Thoughts on “In Praise of Blur”

Creator's Statement

I found this comprehensive and beautiful video essay by Richard Misek & Martine Beugnet fascinating. Watching all of these blurred images out of their original context made me experience them in an abstract form. Instead of worrying about narrative justification, or the protagonist's state of mind, I was simply noticing the textures, the shapes, the colors, and the emotional impact each image had over me.

It made me think that the power of blur lies in its ability to make us connect with the image intuitively, rather than intellectually; to embrace a form of chaos instead of trying to force our common sense on it.

With these thoughts on my mind, and also for the sake of the cheesy (yet obligatory!) word play, I turned to Blur's "Theme From Retro." I believe that this is the main difference in my videographic response (which I basically re-cut from the original video essay). I intended for the music, together with the rough and faster edit, to support this line of thought, to, in a way, “attack” the viewers; to encourage them to appreciate the blurred image, but then to replace it with another, before they could have the chance to, inevitably, interpret it.



Ron Shetrit is a musician and an undergraduate student at the Steve Tisch School of Film and Television, Tel Aviv University, studying in the school’s honors track.

If there is a “rule” of creative reuse, it is that there are no rules: transformed works of media have no inherent requirement to exist in dialogue with, or be in any way respectful to, their source material. Images’ freedom of movement erases any such obligation. With this in mind, I approached “Thoughts on ‘In Praise of Blur’” ready for anything. 

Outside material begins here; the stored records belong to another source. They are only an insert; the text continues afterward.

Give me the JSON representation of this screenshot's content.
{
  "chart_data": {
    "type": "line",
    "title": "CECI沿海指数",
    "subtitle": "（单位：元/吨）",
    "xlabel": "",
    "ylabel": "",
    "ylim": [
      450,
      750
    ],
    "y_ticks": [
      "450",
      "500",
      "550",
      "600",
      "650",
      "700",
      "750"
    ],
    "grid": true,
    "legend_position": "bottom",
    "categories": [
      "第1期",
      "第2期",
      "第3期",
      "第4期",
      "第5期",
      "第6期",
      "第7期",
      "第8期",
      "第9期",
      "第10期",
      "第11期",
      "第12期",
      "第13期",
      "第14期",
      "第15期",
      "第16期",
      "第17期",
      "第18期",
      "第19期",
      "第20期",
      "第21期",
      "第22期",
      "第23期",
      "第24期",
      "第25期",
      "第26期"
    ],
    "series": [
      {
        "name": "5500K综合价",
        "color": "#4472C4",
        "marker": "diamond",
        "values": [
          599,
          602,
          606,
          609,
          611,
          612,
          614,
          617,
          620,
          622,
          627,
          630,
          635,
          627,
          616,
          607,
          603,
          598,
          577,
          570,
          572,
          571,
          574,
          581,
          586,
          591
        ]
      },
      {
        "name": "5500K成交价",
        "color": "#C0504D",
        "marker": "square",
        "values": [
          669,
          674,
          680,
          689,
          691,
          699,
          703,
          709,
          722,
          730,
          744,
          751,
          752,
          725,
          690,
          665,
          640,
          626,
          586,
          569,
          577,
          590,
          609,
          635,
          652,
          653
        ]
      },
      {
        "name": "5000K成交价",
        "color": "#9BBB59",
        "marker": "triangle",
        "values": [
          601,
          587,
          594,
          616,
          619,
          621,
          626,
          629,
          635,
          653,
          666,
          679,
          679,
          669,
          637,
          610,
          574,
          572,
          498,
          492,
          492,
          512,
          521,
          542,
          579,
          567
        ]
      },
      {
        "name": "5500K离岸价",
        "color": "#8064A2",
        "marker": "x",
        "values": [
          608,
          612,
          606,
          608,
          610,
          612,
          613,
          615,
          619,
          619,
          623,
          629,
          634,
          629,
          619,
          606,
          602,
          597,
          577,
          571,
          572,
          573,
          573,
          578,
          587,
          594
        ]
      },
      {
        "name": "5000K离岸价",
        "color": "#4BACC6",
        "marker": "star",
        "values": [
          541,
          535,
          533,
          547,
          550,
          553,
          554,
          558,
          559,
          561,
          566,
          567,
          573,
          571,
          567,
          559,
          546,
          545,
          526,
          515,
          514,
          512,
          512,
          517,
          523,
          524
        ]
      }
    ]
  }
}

What most surprised me, then, on watching Ron Shetrit’s video was just how in tune it is with our own “original” video. Though we never wrote a creators’ statement, our implicit goal was to free our chosen images from having to do any of the narrative, emotional, or symbolic work that they were filmed to do. To paraphrase Shetrit’s own creator’s statement (which could almost have been our own creators’ statement) – we wanted to override the uses of blur in order to look at the qualities of blur, and so allow our chosen images to be experienced as light, colour, and texture. The apotheosis of this, for me, was the close up of an anus that I nervously included in the video, but which ultimately nobody ever mentioned, and perhaps even noticed.

Shetrit’s video extends our premise of removing contextual information in order to view the image anew, a premise that runs deep throughout the history of video essays and of experimental film. He adds his own evocative words to it, as well as an inspired new backing track. What I find especially productive is that it’s a creative reuse of a creative reuse: usually the pattern for creative reuse in video essays is one-to-many, for example a new Wes Anderson film spawning multiple video essays that all point back towards their revered source while ignoring each other. The dialogic approach Ariel Avissar encourages in his students points to the far more interesting alternative of video essays themselves existing in an on-going conversation that ultimately leaves the authorial intentions of the source media far behind.

It’s about time that video essays should feel free to cite (and creatively transform) each other, rather than just citing revered theoretical texts in order to shore up their academic legitimacy. I hope that Ariel’s inspired dialogic method can help bring this more open and intellectually inclusive approach to audiovisual criticism closer to reality.